While early tests of such a system went well:
The player floating behind the opponent car would be where the car would normally be placed. The car goes through the wall at the end due to the high impulse of the stopping force. GTA V has this same issue when playing “Chicken” at high speed, but when racing in the same direction, the impulse is low.
Two things are basically deal breakers:
No UDP (Unordered packets) Support- No Reliable Client Ping Detection
Client Based Ping
When making calculations to place cars in front of where the server currently dictates them to be, you need a reliable source of a player’s ping. Currently the only way to do this is to Fire a Remote event, take down the time you fired it, wait for the response on the server, and then take down the time you received it. Using subtraction, you receive the ping. An officially system provided by Roblox would be less hacky, and likely more reliable with calculating the ping as there are more resources to Roblox in the background to run these calcs quicker. (As well I have worries about firing the remove events too often, as I’d be looking to fire one per frame, per player. That certainly adds up.) In a perfect world, a player’s ping would be an attribute of the player in Game.Players.
### Unordered Packets*
Staff responded pointing out that I was miss interpreting another issue as being TCP protocol, when in actuality it was UDP protocol. Check replies below for their response. Extend this section to see the original posting.
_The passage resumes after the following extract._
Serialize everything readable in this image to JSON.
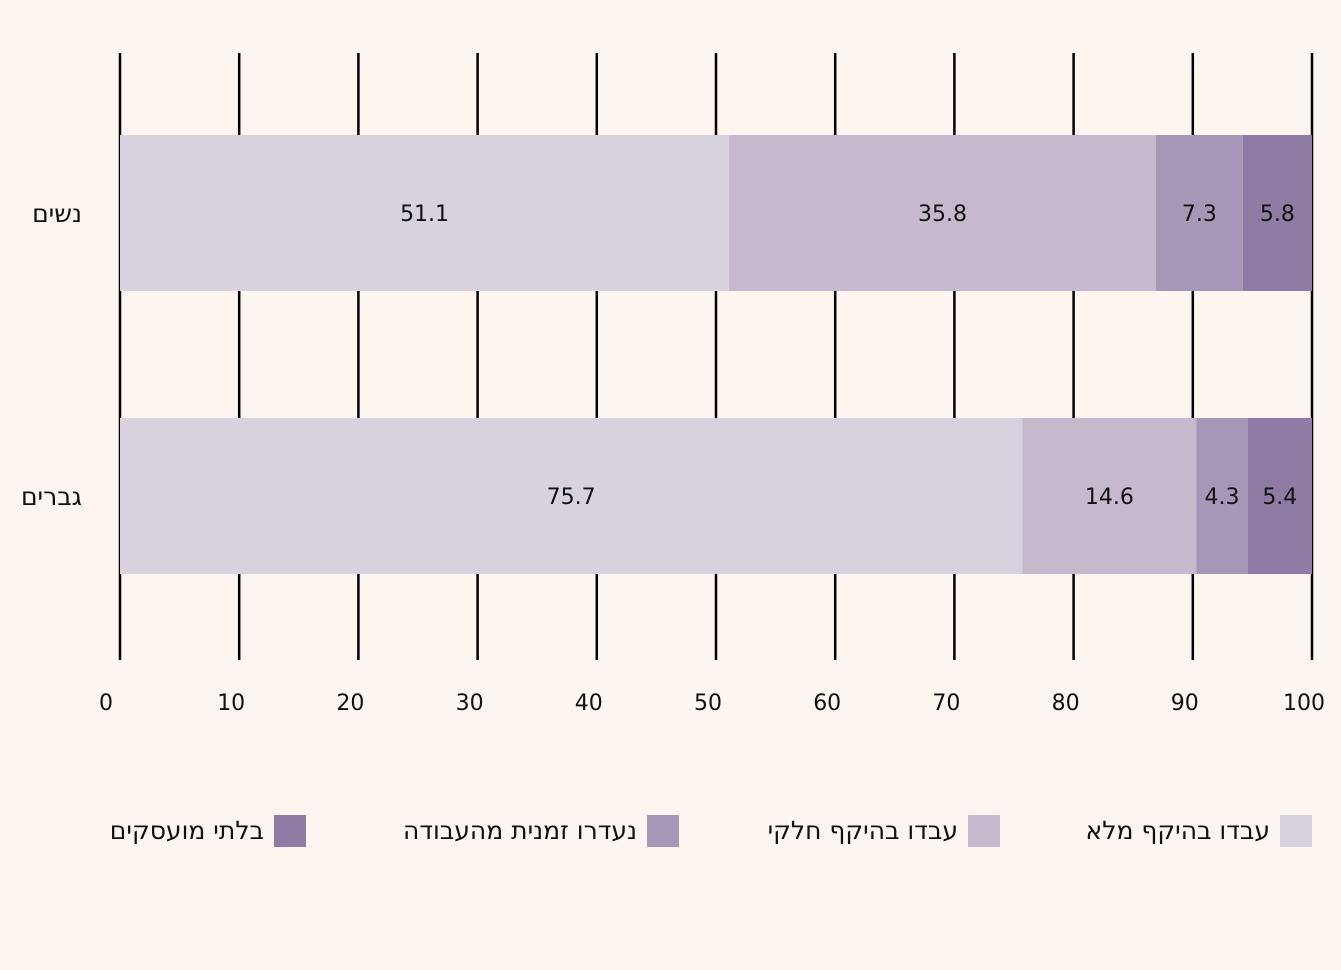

Unordered Packets Original Section
Currently with Roblox’s ordered packets (apart of TCP protocol), when packets get backed up, a car will just dead stop and wait for the missing packet to arrive. Once it arrive, all the packets fire off at once, which shoots the car forward to it’s current destination. What you get is a bunch of garbage as far as positioning data, as seen in races by ION** with lots of cars on track:
In iRacing, when packets get dis-organized or lost, the car will be “blinked” out. A similar system could be put in place by Developers if UDP was available to them to use, where frames where the packet is lost, the car simply would not be displayed. (To counteract car hitboxes going inside one another, either turning off collisions completely or not allowing cars to collide when a car is blinked back in, already inside another car. The latter is done by iRacing, the former is done by ION.)